In the fully authorized sequel to Winnie-the-Pooh, In Return to the Hundred Acre Wood, David Benedictus has given Eeyore just enough spunk that the gloomy donkey no longer plays perpetual victim.

The author of a new, fully authorized Winnie-the-Pooh sequel was no childhood fan of the bear, said Frances Hardy in the London Daily Mail. David Benedictus, now 71, admits that as a young boy in London he much preferred the poetry of A.A. Milne to his children’s­ tales. But the boy aesthete grew up to be a jack-of-all-trades, and in the 1990s, while working as a radio producer, Benedictus was asked to dramatize the Pooh stories for an audiobook. He became enamored of their concision and, like countless fans before him, submitted a few Pooh stories of his own to Milne’s estate. A decade passed. “Then one shiny day,” he says, “I learned that the trustees had been trying to trace me.” The rights to Pooh had reverted from Disney to Milne’s heirs. “They liked my first story,” he recalls. “Would I suggest some more?”

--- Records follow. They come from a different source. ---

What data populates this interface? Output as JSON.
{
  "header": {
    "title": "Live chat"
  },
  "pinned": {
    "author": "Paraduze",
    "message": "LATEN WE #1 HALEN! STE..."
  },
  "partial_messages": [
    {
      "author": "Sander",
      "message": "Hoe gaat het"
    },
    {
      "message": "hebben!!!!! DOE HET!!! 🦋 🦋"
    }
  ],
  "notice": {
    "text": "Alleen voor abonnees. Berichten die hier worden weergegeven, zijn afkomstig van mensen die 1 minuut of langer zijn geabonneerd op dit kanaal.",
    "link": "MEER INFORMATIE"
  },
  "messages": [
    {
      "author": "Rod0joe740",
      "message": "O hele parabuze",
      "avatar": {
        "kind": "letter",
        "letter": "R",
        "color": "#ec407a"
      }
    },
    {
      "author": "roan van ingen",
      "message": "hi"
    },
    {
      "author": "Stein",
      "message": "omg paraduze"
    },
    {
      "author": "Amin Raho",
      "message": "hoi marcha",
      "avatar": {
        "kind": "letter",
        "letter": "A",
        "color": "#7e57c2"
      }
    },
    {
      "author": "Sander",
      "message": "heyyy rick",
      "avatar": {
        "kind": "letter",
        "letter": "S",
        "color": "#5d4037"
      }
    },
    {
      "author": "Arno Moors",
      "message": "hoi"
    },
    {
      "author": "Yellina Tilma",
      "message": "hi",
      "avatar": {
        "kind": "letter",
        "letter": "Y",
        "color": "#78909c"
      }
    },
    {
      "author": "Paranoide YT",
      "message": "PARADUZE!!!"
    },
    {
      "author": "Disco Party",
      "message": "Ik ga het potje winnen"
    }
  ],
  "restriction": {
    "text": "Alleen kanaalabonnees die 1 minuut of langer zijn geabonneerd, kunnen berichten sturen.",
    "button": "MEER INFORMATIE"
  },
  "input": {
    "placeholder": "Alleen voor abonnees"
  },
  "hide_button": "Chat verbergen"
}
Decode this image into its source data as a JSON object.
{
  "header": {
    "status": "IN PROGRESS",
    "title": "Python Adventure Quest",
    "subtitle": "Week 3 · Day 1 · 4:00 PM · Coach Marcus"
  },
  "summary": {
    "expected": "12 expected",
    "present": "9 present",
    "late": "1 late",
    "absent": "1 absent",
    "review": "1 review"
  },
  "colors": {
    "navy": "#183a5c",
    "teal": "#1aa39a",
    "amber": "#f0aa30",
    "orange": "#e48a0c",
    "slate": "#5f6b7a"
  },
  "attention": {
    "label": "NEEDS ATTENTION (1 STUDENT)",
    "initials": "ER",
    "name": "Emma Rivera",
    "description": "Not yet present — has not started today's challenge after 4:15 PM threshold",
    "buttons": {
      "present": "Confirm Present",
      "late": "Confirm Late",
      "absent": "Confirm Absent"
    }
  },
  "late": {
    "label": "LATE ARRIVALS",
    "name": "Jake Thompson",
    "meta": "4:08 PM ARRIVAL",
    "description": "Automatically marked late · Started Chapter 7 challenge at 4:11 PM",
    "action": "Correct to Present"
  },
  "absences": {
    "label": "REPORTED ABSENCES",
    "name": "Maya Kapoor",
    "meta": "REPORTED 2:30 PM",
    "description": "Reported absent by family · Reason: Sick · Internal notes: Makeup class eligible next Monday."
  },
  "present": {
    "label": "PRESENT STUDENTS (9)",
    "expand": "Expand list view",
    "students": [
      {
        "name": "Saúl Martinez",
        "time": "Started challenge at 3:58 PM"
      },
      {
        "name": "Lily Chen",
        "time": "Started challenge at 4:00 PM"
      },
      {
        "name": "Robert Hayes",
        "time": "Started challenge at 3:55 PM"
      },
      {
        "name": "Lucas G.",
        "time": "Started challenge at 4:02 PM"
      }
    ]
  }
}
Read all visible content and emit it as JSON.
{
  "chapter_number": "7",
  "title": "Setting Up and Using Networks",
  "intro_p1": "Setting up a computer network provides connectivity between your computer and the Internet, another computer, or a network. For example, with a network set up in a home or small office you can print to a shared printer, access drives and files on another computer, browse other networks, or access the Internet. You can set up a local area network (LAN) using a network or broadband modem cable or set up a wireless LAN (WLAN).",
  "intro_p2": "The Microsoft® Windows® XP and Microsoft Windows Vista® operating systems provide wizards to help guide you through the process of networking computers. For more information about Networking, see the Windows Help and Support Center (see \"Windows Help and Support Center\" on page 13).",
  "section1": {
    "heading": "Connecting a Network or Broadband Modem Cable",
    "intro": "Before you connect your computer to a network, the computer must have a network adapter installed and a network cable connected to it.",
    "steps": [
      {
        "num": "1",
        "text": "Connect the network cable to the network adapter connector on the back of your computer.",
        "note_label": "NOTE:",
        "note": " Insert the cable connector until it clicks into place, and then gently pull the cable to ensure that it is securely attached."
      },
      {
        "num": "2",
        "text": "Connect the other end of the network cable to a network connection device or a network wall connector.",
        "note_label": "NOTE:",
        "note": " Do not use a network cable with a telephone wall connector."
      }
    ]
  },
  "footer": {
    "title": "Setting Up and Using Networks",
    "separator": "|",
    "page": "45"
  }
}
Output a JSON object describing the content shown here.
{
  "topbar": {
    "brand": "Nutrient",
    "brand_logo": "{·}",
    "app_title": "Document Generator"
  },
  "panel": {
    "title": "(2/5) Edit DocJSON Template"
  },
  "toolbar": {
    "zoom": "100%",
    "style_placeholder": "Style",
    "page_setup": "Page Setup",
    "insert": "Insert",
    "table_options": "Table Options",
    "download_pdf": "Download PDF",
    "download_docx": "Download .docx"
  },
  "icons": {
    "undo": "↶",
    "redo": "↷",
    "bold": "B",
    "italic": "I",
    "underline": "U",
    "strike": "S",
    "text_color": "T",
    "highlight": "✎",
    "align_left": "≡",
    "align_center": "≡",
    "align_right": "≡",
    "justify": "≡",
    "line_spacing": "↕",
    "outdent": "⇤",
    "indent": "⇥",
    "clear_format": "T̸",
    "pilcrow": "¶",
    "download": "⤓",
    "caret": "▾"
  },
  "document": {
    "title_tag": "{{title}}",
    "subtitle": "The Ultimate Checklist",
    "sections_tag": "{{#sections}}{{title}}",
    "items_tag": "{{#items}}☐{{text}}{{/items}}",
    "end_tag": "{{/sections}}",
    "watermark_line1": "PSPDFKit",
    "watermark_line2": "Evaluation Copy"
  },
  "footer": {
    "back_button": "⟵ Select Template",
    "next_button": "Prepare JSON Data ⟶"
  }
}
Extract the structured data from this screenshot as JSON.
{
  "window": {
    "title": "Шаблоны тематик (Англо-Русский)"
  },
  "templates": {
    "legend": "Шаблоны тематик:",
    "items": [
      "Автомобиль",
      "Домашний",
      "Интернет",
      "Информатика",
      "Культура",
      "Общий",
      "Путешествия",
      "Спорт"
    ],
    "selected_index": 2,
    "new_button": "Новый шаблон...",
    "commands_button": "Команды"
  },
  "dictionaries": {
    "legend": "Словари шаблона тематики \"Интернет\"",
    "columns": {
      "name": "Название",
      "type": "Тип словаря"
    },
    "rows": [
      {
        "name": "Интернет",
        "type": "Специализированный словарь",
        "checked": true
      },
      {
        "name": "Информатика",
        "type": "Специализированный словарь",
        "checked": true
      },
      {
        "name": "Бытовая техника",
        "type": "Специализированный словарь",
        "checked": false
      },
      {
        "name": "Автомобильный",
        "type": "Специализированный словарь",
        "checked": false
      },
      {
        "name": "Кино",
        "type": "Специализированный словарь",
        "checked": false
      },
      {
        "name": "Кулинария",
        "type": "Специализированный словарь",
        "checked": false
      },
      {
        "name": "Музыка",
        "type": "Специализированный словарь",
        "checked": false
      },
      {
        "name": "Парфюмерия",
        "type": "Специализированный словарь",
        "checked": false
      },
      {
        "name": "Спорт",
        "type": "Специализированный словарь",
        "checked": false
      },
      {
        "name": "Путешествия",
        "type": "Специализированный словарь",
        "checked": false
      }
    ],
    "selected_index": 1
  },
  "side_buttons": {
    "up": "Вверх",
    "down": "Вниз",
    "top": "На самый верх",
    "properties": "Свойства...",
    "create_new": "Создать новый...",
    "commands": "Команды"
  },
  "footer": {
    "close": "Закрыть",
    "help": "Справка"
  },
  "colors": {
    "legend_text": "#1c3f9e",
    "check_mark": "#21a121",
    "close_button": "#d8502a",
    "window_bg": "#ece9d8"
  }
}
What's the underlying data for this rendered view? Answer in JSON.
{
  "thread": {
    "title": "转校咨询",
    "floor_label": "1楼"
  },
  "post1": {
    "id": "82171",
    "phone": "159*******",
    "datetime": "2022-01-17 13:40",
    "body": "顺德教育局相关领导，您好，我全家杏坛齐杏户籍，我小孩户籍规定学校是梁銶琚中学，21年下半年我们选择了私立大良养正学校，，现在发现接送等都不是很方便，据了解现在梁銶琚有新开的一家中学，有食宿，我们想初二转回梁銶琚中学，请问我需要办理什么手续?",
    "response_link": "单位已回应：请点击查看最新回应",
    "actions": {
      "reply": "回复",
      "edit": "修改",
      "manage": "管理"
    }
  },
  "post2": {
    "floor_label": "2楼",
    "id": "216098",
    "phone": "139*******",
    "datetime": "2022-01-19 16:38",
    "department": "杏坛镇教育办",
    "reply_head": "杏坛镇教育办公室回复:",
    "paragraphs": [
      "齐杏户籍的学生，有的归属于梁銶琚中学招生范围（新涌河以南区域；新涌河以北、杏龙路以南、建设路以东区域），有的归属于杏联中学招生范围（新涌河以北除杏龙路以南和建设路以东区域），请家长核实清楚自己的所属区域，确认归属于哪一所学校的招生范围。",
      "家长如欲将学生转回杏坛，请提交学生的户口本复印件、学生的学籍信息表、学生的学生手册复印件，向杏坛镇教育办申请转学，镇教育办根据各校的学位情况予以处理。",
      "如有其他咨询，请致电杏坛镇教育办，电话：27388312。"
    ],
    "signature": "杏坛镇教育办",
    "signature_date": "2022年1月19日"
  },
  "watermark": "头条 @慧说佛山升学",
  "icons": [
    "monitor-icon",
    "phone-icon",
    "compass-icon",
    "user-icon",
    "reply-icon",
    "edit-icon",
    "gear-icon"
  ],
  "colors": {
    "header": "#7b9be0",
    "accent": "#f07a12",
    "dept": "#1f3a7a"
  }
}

In Return to the Hundred Acre Wood, published last week, most of Pooh’s mates seem their old selves, said Felicia R. Lee in The New York Times. Benedictus has added an otter named Lottie, though, and he’s given Eeyore just enough spunk that the gloomy donkey no longer plays perpetual victim. Still, “you can’t turn him into Gary Cooper or something,” he says. Benedictus wound up dedicating four years to capturing Milne’s voice. All he can do now, he says, is try not to become an Eeyore about the book’s prospects. “At worst, everyone will hate me and I’ll just crawl under a bush and hide,” he says. “I can live with that.”